Industry cycles can be further measured using techniques such as the Fourier analysis. For example, three most powerful cycles of the global semiconductor shipment data in the frequency domain are identified, with an average period of 4 years, 2.29 years, and 1.03 years accordingly (reverting to the original time domain).

==Drivers of industry cycles==
Three main mechanisms are suggested to be responsible for industry cycles, namely industry cycles caused by business cycles; industry cycles caused by mismatch and delay between different market dynamics including investment, capacity, price and sales; and industry cycles caused by the dynamics of innovation.

Many industries boom when the aggregate economy is prosperous and bust when the economy is in recession. In other words, industry cycles of many industries in a given country are correlated with the business cycles of the country. For other industries, mismatch and delay between different dynamics in markets is another important mechanism causing industry cycles. The Bullwhip effect at firm-level and game-like competition at industry-level can cause the sequential boom-bust movement in price, sales, capacity and investment in many industries. Finally, uneven pace of technology change appears to be another main driver of industry cycles as sales in an industry are likely to peak after a ‘dominant design’ has emerged.

==Strategic implications of industry cycles==
Some industrial dynamics can be better understood through the lens of industry cycles. For example, it has been found that industries become more concentrated during the industry cycle downturns. This phenomenon is consistent with the theory of Joseph Schumpeter which views downturns as providing a mechanism of ‘cleansing’ which allocates the resources to stronger competitors in the industry.

Cyclical industrial dynamics constitute a key strategic setting for firms and thus bring many important implications to strategy-making of firms. For example, in the highly cyclical oil-well drilling industry, it has been suggested that, first, companies did adjust their strategic activities such as capital expenditure and asset allocation according to the stage of the cycle, and second, ‘optimal’ strategies varied across cycle stages.
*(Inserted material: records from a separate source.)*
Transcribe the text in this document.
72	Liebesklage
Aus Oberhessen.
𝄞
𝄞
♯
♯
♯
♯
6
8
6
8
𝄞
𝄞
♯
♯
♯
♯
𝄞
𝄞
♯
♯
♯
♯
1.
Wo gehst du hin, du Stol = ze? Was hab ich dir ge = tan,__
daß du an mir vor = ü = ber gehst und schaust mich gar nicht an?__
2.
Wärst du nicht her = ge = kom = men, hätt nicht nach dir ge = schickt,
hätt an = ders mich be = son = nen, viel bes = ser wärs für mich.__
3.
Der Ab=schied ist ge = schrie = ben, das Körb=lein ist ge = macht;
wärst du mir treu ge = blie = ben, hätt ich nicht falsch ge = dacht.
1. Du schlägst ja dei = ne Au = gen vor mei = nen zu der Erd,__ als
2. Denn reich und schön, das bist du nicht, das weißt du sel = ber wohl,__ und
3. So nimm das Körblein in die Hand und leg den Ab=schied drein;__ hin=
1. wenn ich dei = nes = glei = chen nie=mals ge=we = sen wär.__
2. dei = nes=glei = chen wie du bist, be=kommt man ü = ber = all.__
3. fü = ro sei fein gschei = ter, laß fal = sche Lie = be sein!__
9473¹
In the highly cyclical flat panel display industry, where there have been five upturns and downturns since the industry began in 1990, John Mathews demonstrated that there is a striking pattern in firms’ entry behavior, where not a single successful entry was engineered during an industry upturn. In the marketing literature, the pattern where firms are found to utilize recessions as times to enhance the standing of their brand, has also been noted.